= Photorelaxation =

Relaxation of blood vessels in response to light

Photorelaxation or photo-vasorelaxation, is described as the relaxation of blood vessels in response to light. This has been reported for around sixty years, it was never described, pursued or explained. It was serendipitously rediscovered by Dr. Gautam Sikka and his mentor Dr. Dan Berkowitz at Johns Hopkins University in Baltimore, USA, and along with his team he not only elucidated the mechanism but is trying to harness light for treatment of cardiovascular disease.
The research by Sikka et al concluded that there light-sensing receptors, melanopsin receptors, are present in blood vessels and mediate wavelength specific, light-dependent vascular relaxation.
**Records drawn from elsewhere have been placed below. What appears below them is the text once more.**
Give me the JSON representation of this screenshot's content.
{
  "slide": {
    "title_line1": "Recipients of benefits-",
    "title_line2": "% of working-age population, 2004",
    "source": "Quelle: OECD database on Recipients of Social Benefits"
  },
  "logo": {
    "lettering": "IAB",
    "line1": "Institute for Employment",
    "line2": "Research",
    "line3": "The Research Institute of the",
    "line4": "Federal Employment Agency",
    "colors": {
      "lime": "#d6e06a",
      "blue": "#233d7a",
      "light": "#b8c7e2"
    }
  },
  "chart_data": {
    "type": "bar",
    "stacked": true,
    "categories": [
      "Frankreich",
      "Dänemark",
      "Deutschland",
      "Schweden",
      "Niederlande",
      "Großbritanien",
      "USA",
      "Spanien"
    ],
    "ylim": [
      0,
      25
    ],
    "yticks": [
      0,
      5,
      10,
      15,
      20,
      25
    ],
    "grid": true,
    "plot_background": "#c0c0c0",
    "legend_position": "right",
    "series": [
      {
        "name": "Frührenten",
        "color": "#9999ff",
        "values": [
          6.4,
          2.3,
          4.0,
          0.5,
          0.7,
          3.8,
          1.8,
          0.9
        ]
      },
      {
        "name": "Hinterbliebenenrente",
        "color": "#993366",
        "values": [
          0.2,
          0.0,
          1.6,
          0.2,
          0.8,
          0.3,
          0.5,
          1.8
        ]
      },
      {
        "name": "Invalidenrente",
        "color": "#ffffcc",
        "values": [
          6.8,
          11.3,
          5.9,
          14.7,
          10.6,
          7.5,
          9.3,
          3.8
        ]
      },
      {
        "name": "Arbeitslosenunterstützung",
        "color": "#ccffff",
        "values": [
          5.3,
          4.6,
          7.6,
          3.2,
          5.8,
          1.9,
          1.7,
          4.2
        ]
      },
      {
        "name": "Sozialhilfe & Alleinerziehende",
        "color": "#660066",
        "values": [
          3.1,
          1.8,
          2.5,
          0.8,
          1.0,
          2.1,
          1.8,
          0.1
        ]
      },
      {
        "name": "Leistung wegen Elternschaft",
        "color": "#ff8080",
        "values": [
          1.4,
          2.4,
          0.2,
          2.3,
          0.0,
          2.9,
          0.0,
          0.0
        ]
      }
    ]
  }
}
This photorelaxation signal transduction involves cyclic guanosine monophosphate (cGMP) and phosphodiesterase type 6, but not cGMP-dependent protein kinase or Protein Kinase G (PKG). Furthermore, it is regulated by Beta adrenergic receptor kinase type 1 (βARK or BARK) also called G protein coupled receptor kinase 2 (GRK2), and involves vascular hyperpolarization, and this receptor pathway could be targeted for wavelength-specific light-based therapy in the treatment of diseases that involve altered vasoreactivity.